Erdoğan olmadan sanki hiçbir şey yürümüyor?
Diğer
16 Mayıs 2025
Cumhurbaşkanı Recep Tayyip Erdoğan ve Ukrayna Devlet Başkanı Volodimir Zelenski
Başlığı Almanya’nın en ciddi gazetelerin Südeutsche Zeitung’da dün çıkan bir yorumdan aldım. Almanların Türkiye’yi ve Erdoğan’ı çok iyi tanıdıklarını ve çok yakından takip ettiklerini bilmem anlatmama gerek var mı? Yazıda Erdoğan’ın içerideki tüm otoriterliğine ve antidemokratik politikalarına bakmaksızın dışarıda öneminin arttığına, Erdoğan’ın şu sıralar Suriye ve Ukrayna başta olmak üzere, önemli gelişlerin odağında yer aldığına vurgu yapılıyor ve bu fırsatı Trump sayesinde elde ettiği öne sürülüyor.
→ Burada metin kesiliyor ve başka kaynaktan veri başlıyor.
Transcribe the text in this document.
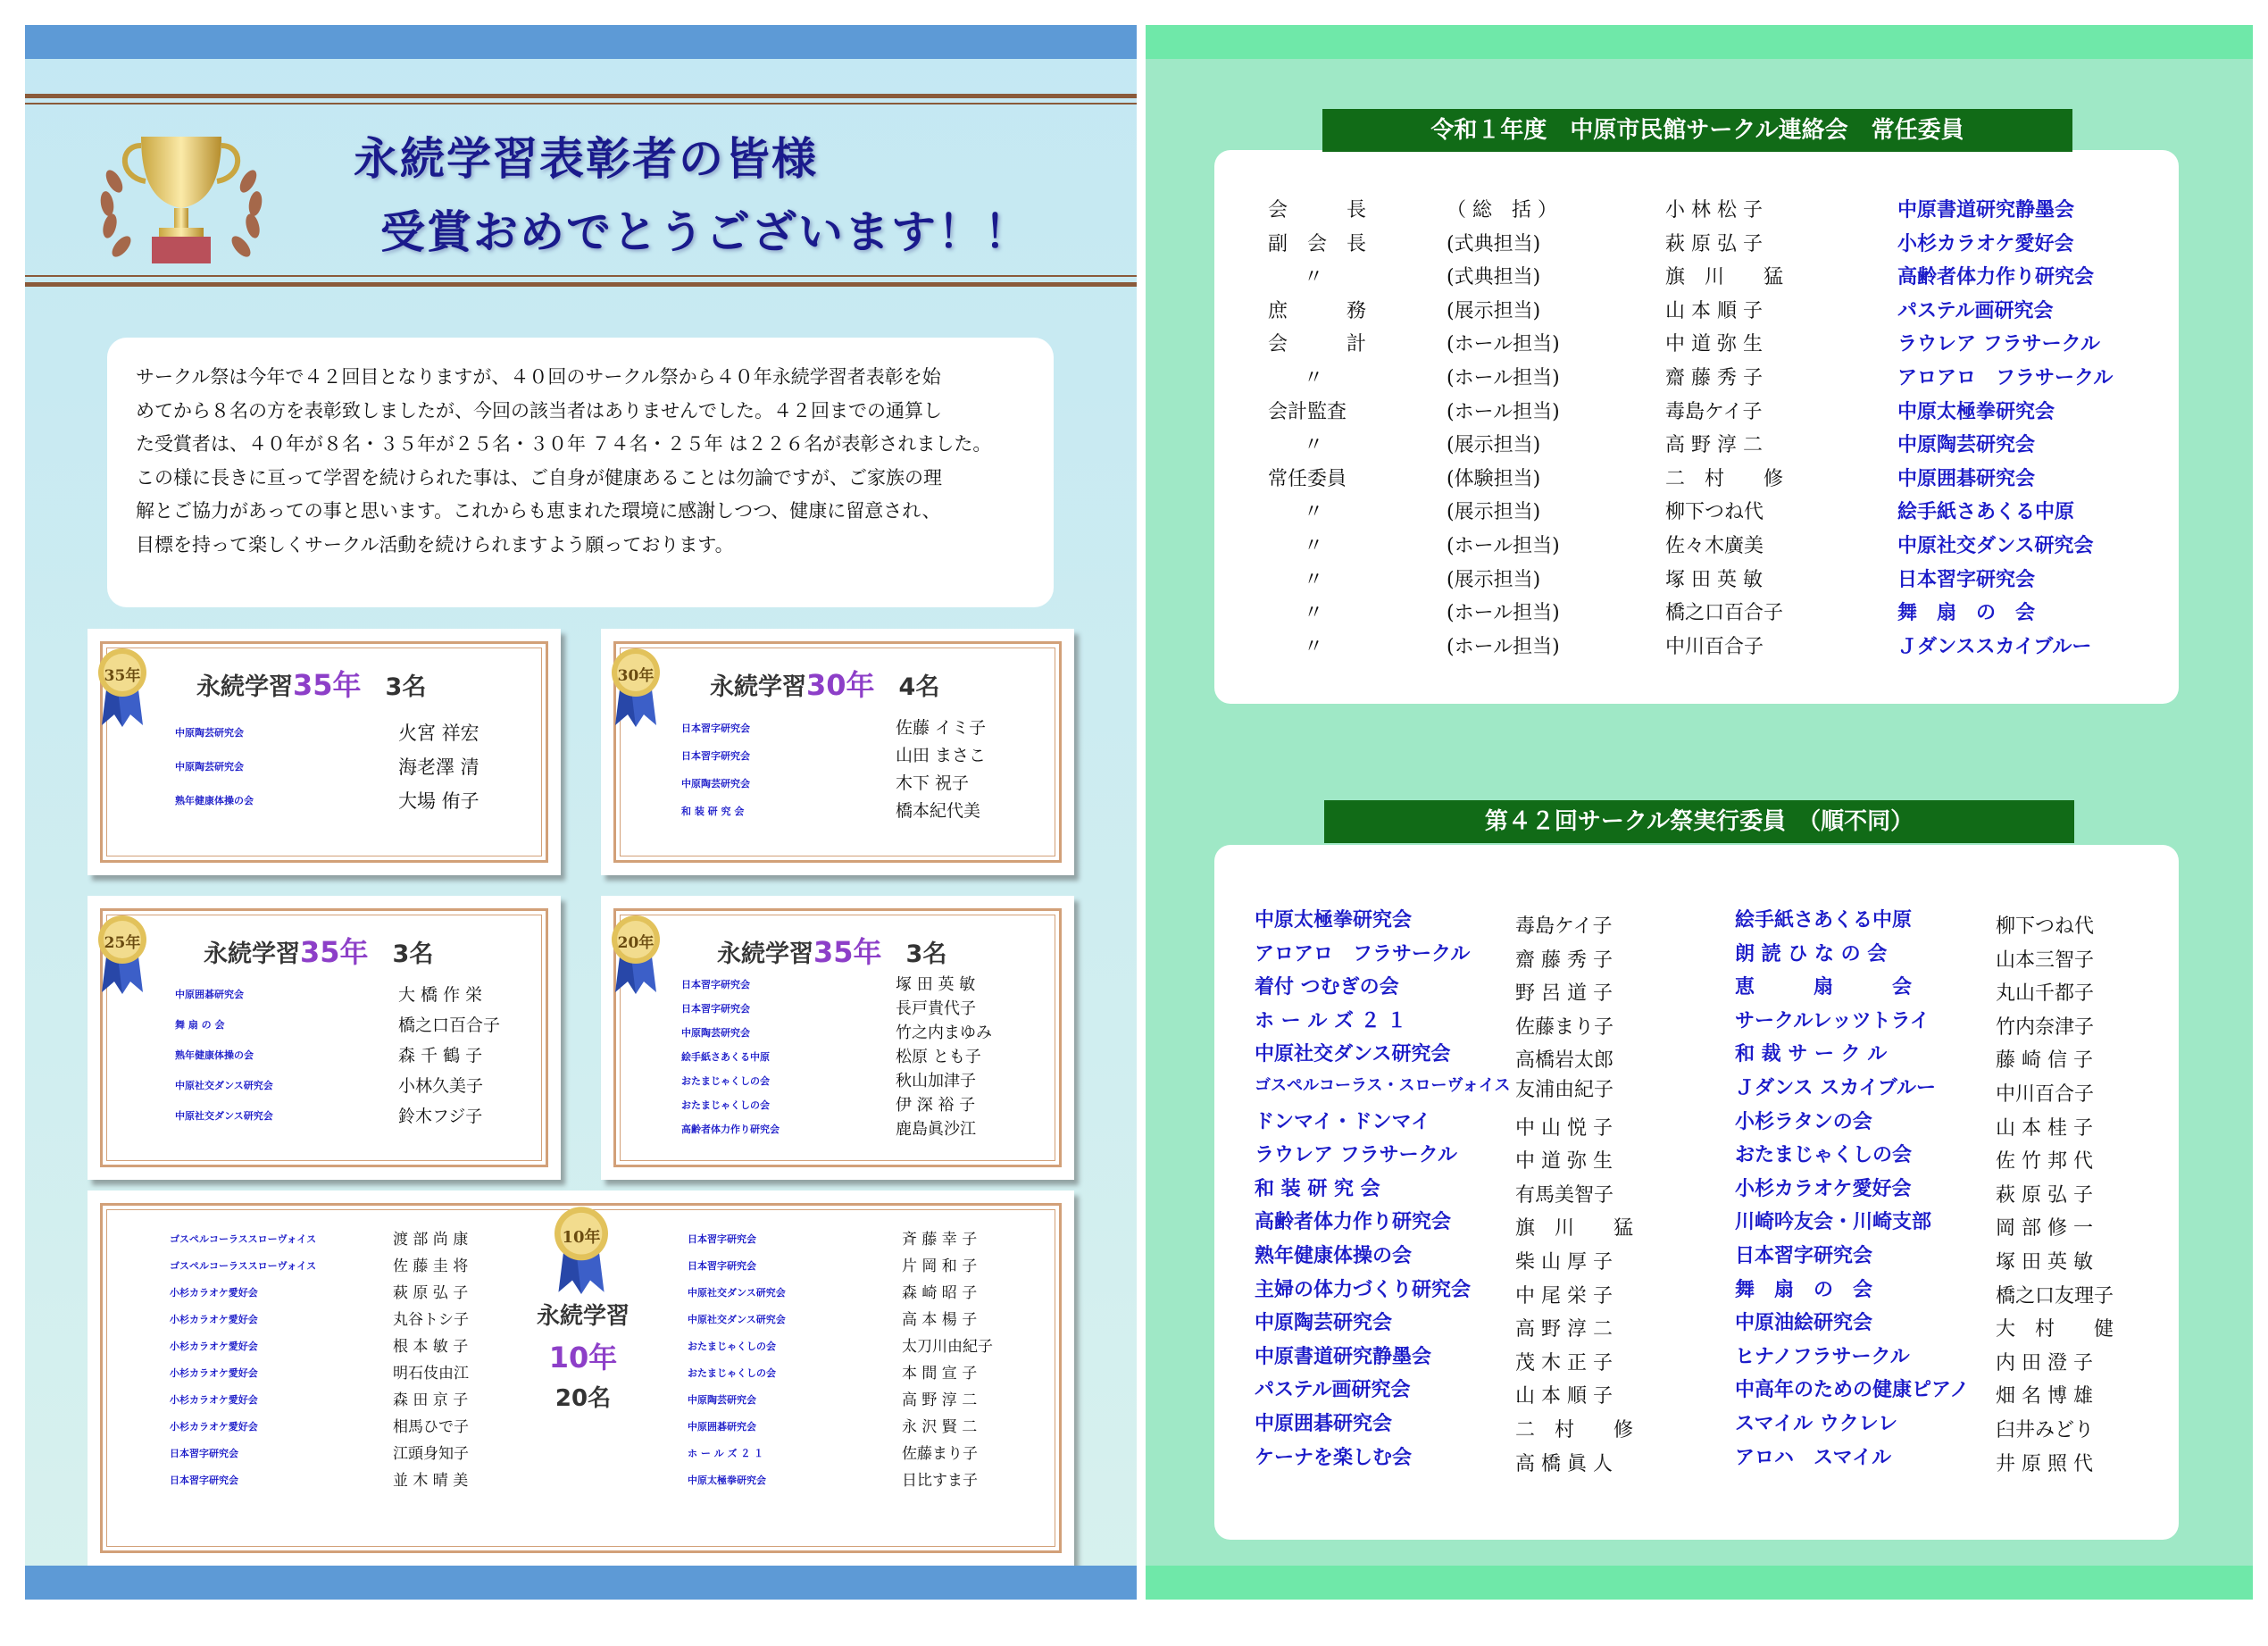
永続学習表彰者の皆様
受賞おめでとうございます！！

サークル祭は今年で４２回目となりますが、４０回のサークル祭から４０年永続学習者表彰を始

めてから８名の方を表彰致しましたが、今回の該当者はありませんでした。４２回までの通算し

た受賞者は、４０年が８名・３５年が２５名・３０年 ７４名・２５年 は２２６名が表彰されました。

この様に長きに亘って学習を続けられた事は、ご自身が健康あることは勿論ですが、ご家族の理

解とご協力があっての事と思います。これからも恵まれた環境に感謝しつつ、健康に留意され、

目標を持って楽しくサークル活動を続けられますよう願っております。

35年 永続学習35年　 3名
中原陶芸研究会	火宮 祥宏
中原陶芸研究会	海老澤 清
熟年健康体操の会	大場 侑子
30年 永続学習30年　 4名
日本習字研究会	佐藤 イミ子
日本習字研究会	山田 まさこ
中原陶芸研究会	木下 祝子
和 装 研 究 会	橋本紀代美
25年	永続学習35年　 3名
中原囲碁研究会	大 橋 作 栄
舞 扇 の 会	橋之口百合子
熟年健康体操の会	森 千 鶴 子
中原社交ダンス研究会	小林久美子
中原社交ダンス研究会	鈴木フジ子
20年	永続学習35年　 3名
日本習字研究会	塚 田 英 敏
日本習字研究会	長戸貴代子
中原陶芸研究会	竹之内まゆみ
絵手紙さあくる中原	松原 とも子
おたまじゃくしの会	秋山加津子
おたまじゃくしの会	伊 深 裕 子
高齢者体力作り研究会	鹿島眞沙江
ゴスペルコーラススローヴォイス	渡 部 尚 康
ゴスペルコーラススローヴォイス	佐 藤 圭 将
小杉カラオケ愛好会	萩 原 弘 子
小杉カラオケ愛好会	丸谷トシ子
小杉カラオケ愛好会	根 本 敏 子
小杉カラオケ愛好会	明石伎由江
小杉カラオケ愛好会	森 田 京 子
小杉カラオケ愛好会	相馬ひで子
日本習字研究会	江頭身知子
日本習字研究会	並 木 晴 美
10年
永続学習
10年
20名
日本習字研究会	斉 藤 幸 子
日本習字研究会	片 岡 和 子
中原社交ダンス研究会	森 崎 昭 子
中原社交ダンス研究会	高 本 楊 子
おたまじゃくしの会	太刀川由紀子
おたまじゃくしの会	本 間 宣 子
中原陶芸研究会	高 野 淳 二
中原囲碁研究会	永 沢 賢 二
ホ ー ル ズ ２ １	佐藤まり子
中原太極拳研究会	日比すま子
令和１年度　中原市民館サークル連絡会　常任委員
会　　　長	（ 総　括 ）	小 林 松 子	中原書道研究静墨会
副　会　長	(式典担当)	萩 原 弘 子	小杉カラオケ愛好会
〃	(式典担当)	旗　川　　猛	高齢者体力作り研究会
庶　　　務	(展示担当)	山 本 順 子	パステル画研究会
会　　　計	(ホール担当)	中 道 弥 生	ラウレア フラサークル
〃	(ホール担当)	齋 藤 秀 子	アロアロ　フラサークル
会計監査	(ホール担当)	毒島ケイ子	中原太極拳研究会
〃	(展示担当)	高 野 淳 二	中原陶芸研究会
常任委員	(体験担当)	二　村　　修	中原囲碁研究会
〃	(展示担当)	柳下つね代	絵手紙さあくる中原
〃	(ホール担当)	佐々木廣美	中原社交ダンス研究会
〃	(展示担当)	塚 田 英 敏	日本習字研究会
〃	(ホール担当)	橋之口百合子	舞　扇　の　会
〃	(ホール担当)	中川百合子	Ｊダンススカイブルー
第４２回サークル祭実行委員　（順不同）
中原太極拳研究会	毒島ケイ子
アロアロ　フラサークル 齋 藤 秀 子
着付 つむぎの会	野 呂 道 子
ホ ー ル ズ ２ １	佐藤まり子
中原社交ダンス研究会	高橋岩太郎
ゴスペルコーラス・スローヴォイス 友浦由紀子
ドンマイ・ドンマイ	中 山 悦 子
ラウレア フラサークル	中 道 弥 生
和 装 研 究 会	有馬美智子
高齢者体力作り研究会	旗　川　　猛
熟年健康体操の会	柴 山 厚 子
主婦の体力づくり研究会 中 尾 栄 子
中原陶芸研究会	高 野 淳 二
中原書道研究静墨会	茂 木 正 子
パステル画研究会	山 本 順 子
中原囲碁研究会	二　村　　修
ケーナを楽しむ会	高 橋 眞 人
絵手紙さあくる中原	柳下つね代
朗 読 ひ な の 会	山本三智子
恵　　　扇　　　会	丸山千都子
サークルレッツトライ	竹内奈津子
和 裁 サ ー ク ル	藤 崎 信 子
Ｊダンス スカイブルー	中川百合子
小杉ラタンの会	山 本 桂 子
おたまじゃくしの会	佐 竹 邦 代
小杉カラオケ愛好会	萩 原 弘 子
川崎吟友会・川崎支部	岡 部 修 一
日本習字研究会	塚 田 英 敏
舞　扇　の　会	橋之口友理子
中原油絵研究会	大　村　　健
ヒナノフラサークル	内 田 澄 子
中高年のための健康ピアノ 畑 名 博 雄
スマイル ウクレレ	臼井みどり
アロハ　スマイル	井 原 照 代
Başlıktaki gramer hatasını ise okuyucunun affına sığınarak Yunancaya gönderme olsun diye bilinçli yaptım. Yunanca gramerde -bildiğim kadarıyla- soru takısı kullanılmaz. Yunancada düz cümle, soru vurgusu ile okunduğunda soru cümlesi haline getirilir. O yüzden Rum vatandaşlarımız “sen gidiyorsun?” şeklinde sevimli sorular sorarlar. Rum vatandaşlarımız azaldıkça bu kültürel renklerimiz soluyor maalesef.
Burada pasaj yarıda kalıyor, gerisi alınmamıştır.